NEW DELHI: When Mungli Korram was giving birth in October, an ambulance sidecar took her to the nearest health center along near-impassable forest paths in Narayanpur.

The remote district of Chhattisgarh, a tribal state in central India, is a heavily forested area, where many villages are miles away from roads suitable for vehicle access.

The state has one of the highest maternal mortality rates, around 1.5 times the national average, with 137 pregnancy-related deaths for mothers per 100,000 births.

The death rate has, however, significantly decreased in the past few years, partly due to the motorbike ambulance service which helped Korram safely deliver her child.

“For women like us the bike ambulance has come as a savior,” she told Arab News.

“The ambulance is saving many lives of women in rural areas who were earlier deprived of such facilities.”

The sidecar hospital beds covered with a white canopy were introduced to the area eight years ago by Bhupesh Tiwari, the founder of Saathi, a developmental non-governmental organization working with rural communities.

“The problems women faced moved me and keeping in mind their problems I designed this ambulance, and I am happy that in the last eight years we have made substantial differences in the lives of women in these inaccessible areas,” Tiwari said.

“In 2014, when I started the motorbike ambulance, the situation was acute in remote villages with many women losing their lives during childbirth as they did not have access to any hospital.”

In 2014, the maternal mortality rate in the region was 159 per 100,000 births.

The initiative was initially supported by the UN International Children’s Emergency Fund until local authorities stepped in when the project’s tenure ended.

Today, the NGO operates 17 motorbike ambulances in the least accessible forest districts, covering 368 tribal villages with a population of around 100,000.

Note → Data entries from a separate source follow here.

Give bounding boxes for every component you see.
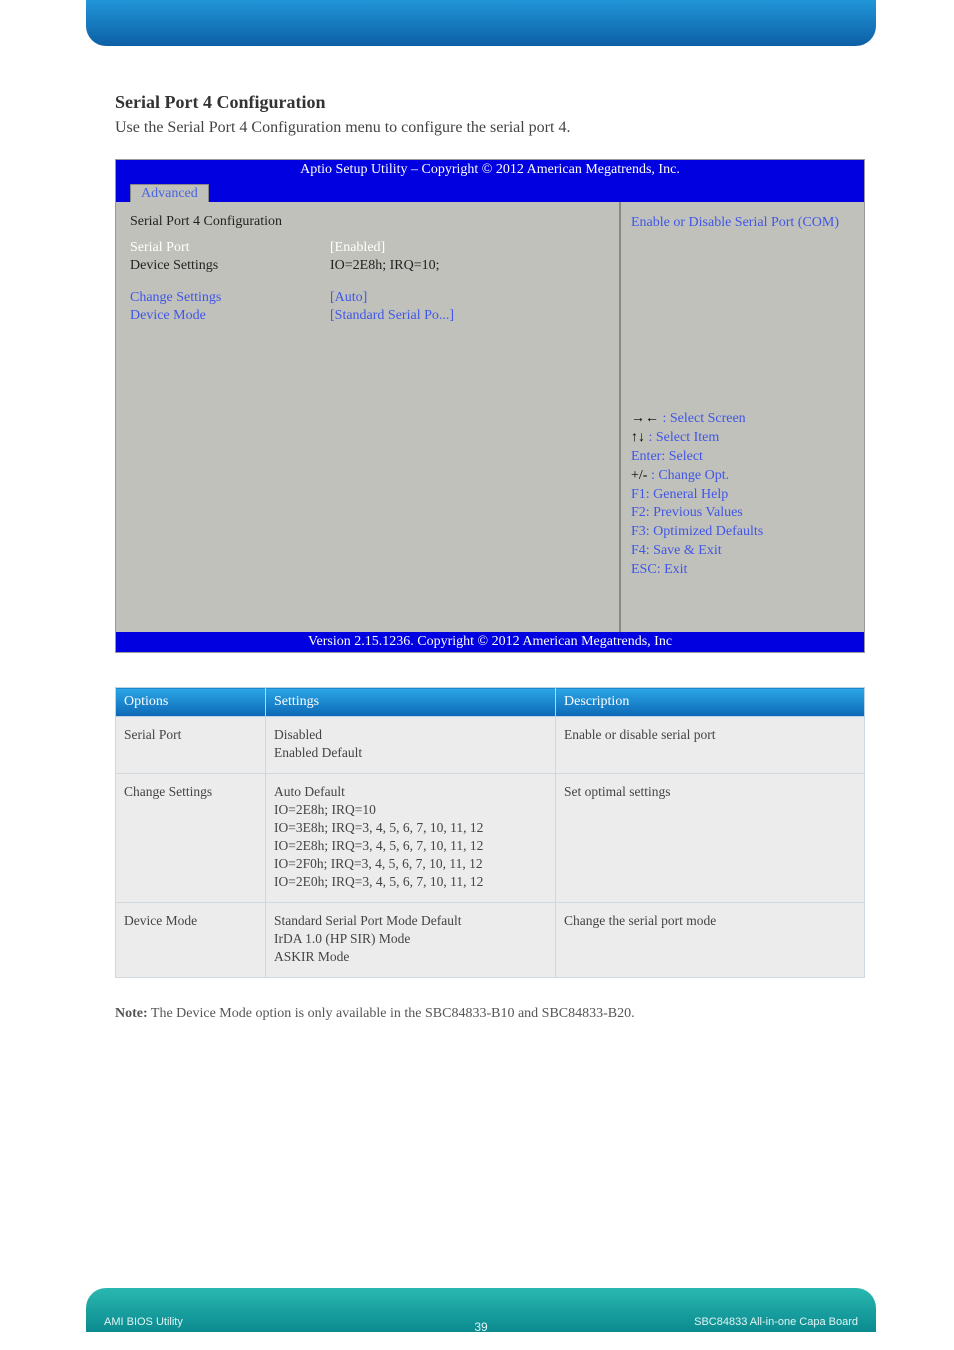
section-title: Serial Port 4 Configuration bbox=[115, 92, 854, 113]
bios-value: [Auto] bbox=[330, 290, 605, 306]
setting-line: IO=2F0h; IRQ=3, 4, 5, 6, 7, 10, 11, 12 bbox=[274, 856, 547, 872]
footer-page-number: 39 bbox=[474, 1320, 487, 1334]
cell-option: Change Settings bbox=[116, 774, 266, 903]
bios-label: Device Settings bbox=[130, 258, 330, 274]
bios-value: [Enabled] bbox=[330, 240, 605, 256]
bios-panel-heading: Serial Port 4 Configuration bbox=[130, 214, 330, 230]
footer-right: SBC84833 All-in-one Capa Board bbox=[694, 1316, 858, 1328]
bios-value: IO=2E8h; IRQ=10; bbox=[330, 258, 605, 274]
nav-text: : Change Opt. bbox=[647, 468, 729, 483]
nav-key: F2 bbox=[631, 505, 646, 520]
th-settings: Settings bbox=[266, 688, 556, 717]
bios-row: Serial Port [Enabled] bbox=[130, 240, 605, 256]
note-text: The Device Mode option is only available… bbox=[148, 1006, 635, 1021]
section-desc: Use the Serial Port 4 Configuration menu… bbox=[115, 119, 854, 137]
nav-text: : Exit bbox=[657, 562, 688, 577]
bios-screen: Aptio Setup Utility – Copyright © 2012 A… bbox=[115, 159, 865, 653]
bios-tab-bar: Advanced bbox=[116, 180, 864, 202]
options-table: Options Settings Description Serial Port… bbox=[115, 687, 865, 978]
setting-line: IO=2E0h; IRQ=3, 4, 5, 6, 7, 10, 11, 12 bbox=[274, 874, 547, 890]
setting-line: IrDA 1.0 (HP SIR) Mode bbox=[274, 931, 547, 947]
nav-text: : Previous Values bbox=[646, 505, 743, 520]
bios-left-panel: Serial Port 4 Configuration Serial Port … bbox=[116, 202, 621, 632]
setting-line: Auto Default bbox=[274, 784, 547, 800]
setting-line: Disabled bbox=[274, 727, 547, 743]
footer-left: AMI BIOS Utility bbox=[104, 1316, 183, 1328]
nav-text: : General Help bbox=[646, 487, 728, 502]
table-row: Device ModeStandard Serial Port Mode Def… bbox=[116, 903, 865, 978]
bios-row: Device Settings IO=2E8h; IRQ=10; bbox=[130, 258, 605, 274]
nav-text: : Save & Exit bbox=[646, 543, 722, 558]
bios-title-bar: Aptio Setup Utility – Copyright © 2012 A… bbox=[116, 160, 864, 180]
nav-key: ESC bbox=[631, 562, 657, 577]
bios-row: Device Mode [Standard Serial Po...] bbox=[130, 308, 605, 324]
bios-label: Change Settings bbox=[130, 290, 330, 306]
nav-text: : Optimized Defaults bbox=[646, 524, 763, 539]
cell-description: Set optimal settings bbox=[556, 774, 865, 903]
nav-arrow-lr-icon: →← bbox=[631, 411, 659, 426]
table-row: Change Settings Auto Default IO=2E8h; IRQ=… bbox=[116, 774, 865, 903]
nav-key: F1 bbox=[631, 487, 646, 502]
bottom-banner: AMI BIOS Utility 39 SBC84833 All-in-one … bbox=[86, 1288, 876, 1332]
page-content: Serial Port 4 Configuration Use the Seri… bbox=[0, 60, 954, 1022]
nav-plus-minus-icon: +/- bbox=[631, 468, 647, 483]
cell-description: Enable or disable serial port bbox=[556, 717, 865, 774]
cell-settings: Disabled Enabled Default bbox=[266, 717, 556, 774]
setting-line: Enabled Default bbox=[274, 745, 547, 761]
cell-option: Device Mode bbox=[116, 903, 266, 978]
cell-description: Change the serial port mode bbox=[556, 903, 865, 978]
bios-body: Serial Port 4 Configuration Serial Port … bbox=[116, 202, 864, 632]
bios-nav-keys: →← : Select Screen ↑↓ : Select Item Ente… bbox=[631, 410, 854, 620]
nav-text: : Select Screen bbox=[659, 411, 746, 426]
top-banner bbox=[86, 0, 876, 46]
nav-key: F3 bbox=[631, 524, 646, 539]
note: Note: The Device Mode option is only ava… bbox=[115, 1006, 854, 1022]
bios-value: [Standard Serial Po...] bbox=[330, 308, 605, 324]
nav-text: : Select bbox=[661, 449, 703, 464]
bios-version-bar: Version 2.15.1236. Copyright © 2012 Amer… bbox=[116, 632, 864, 652]
nav-key: F4 bbox=[631, 543, 646, 558]
th-description: Description bbox=[556, 688, 865, 717]
setting-line: IO=2E8h; IRQ=10 bbox=[274, 802, 547, 818]
note-label: Note: bbox=[115, 1006, 148, 1021]
table-header-row: Options Settings Description bbox=[116, 688, 865, 717]
bios-help-text: Enable or Disable Serial Port (COM) bbox=[631, 214, 854, 233]
cell-option: Serial Port bbox=[116, 717, 266, 774]
nav-arrow-ud-icon: ↑↓ bbox=[631, 430, 645, 445]
setting-line: ASKIR Mode bbox=[274, 949, 547, 965]
bios-label: Serial Port bbox=[130, 240, 330, 256]
nav-text: : Select Item bbox=[645, 430, 719, 445]
cell-settings: Standard Serial Port Mode Default IrDA 1.… bbox=[266, 903, 556, 978]
bios-right-panel: Enable or Disable Serial Port (COM) →← :… bbox=[621, 202, 864, 632]
th-options: Options bbox=[116, 688, 266, 717]
bios-label: Device Mode bbox=[130, 308, 330, 324]
nav-key: Enter bbox=[631, 449, 661, 464]
cell-settings: Auto Default IO=2E8h; IRQ=10 IO=3E8h; IRQ=… bbox=[266, 774, 556, 903]
setting-line: IO=3E8h; IRQ=3, 4, 5, 6, 7, 10, 11, 12 bbox=[274, 820, 547, 836]
table-row: Serial Port Disabled Enabled Default Enable… bbox=[116, 717, 865, 774]
setting-line: Standard Serial Port Mode Default bbox=[274, 913, 547, 929]
setting-line: IO=2E8h; IRQ=3, 4, 5, 6, 7, 10, 11, 12 bbox=[274, 838, 547, 854]
bios-row: Change Settings [Auto] bbox=[130, 290, 605, 306]
bios-tab-advanced: Advanced bbox=[130, 184, 209, 202]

Saathi records show that since 2014 its team has attended to more than 21,000 pregnant women in the areas.

Pramod Potoi, a local community member who has been working with Saathi since the beginning of the project, noted that its presence had encouraged more women to seek professional medical help.

“In 2014, when the ambulance started, there were only a few women going to the nearest clinic. Now almost 90 percent of women prefer to do so,” he said.

“Health workers reach out to these villages and monitor the pregnancy of women in villages … We are saving the lives of many women and infants through the ambulance service.”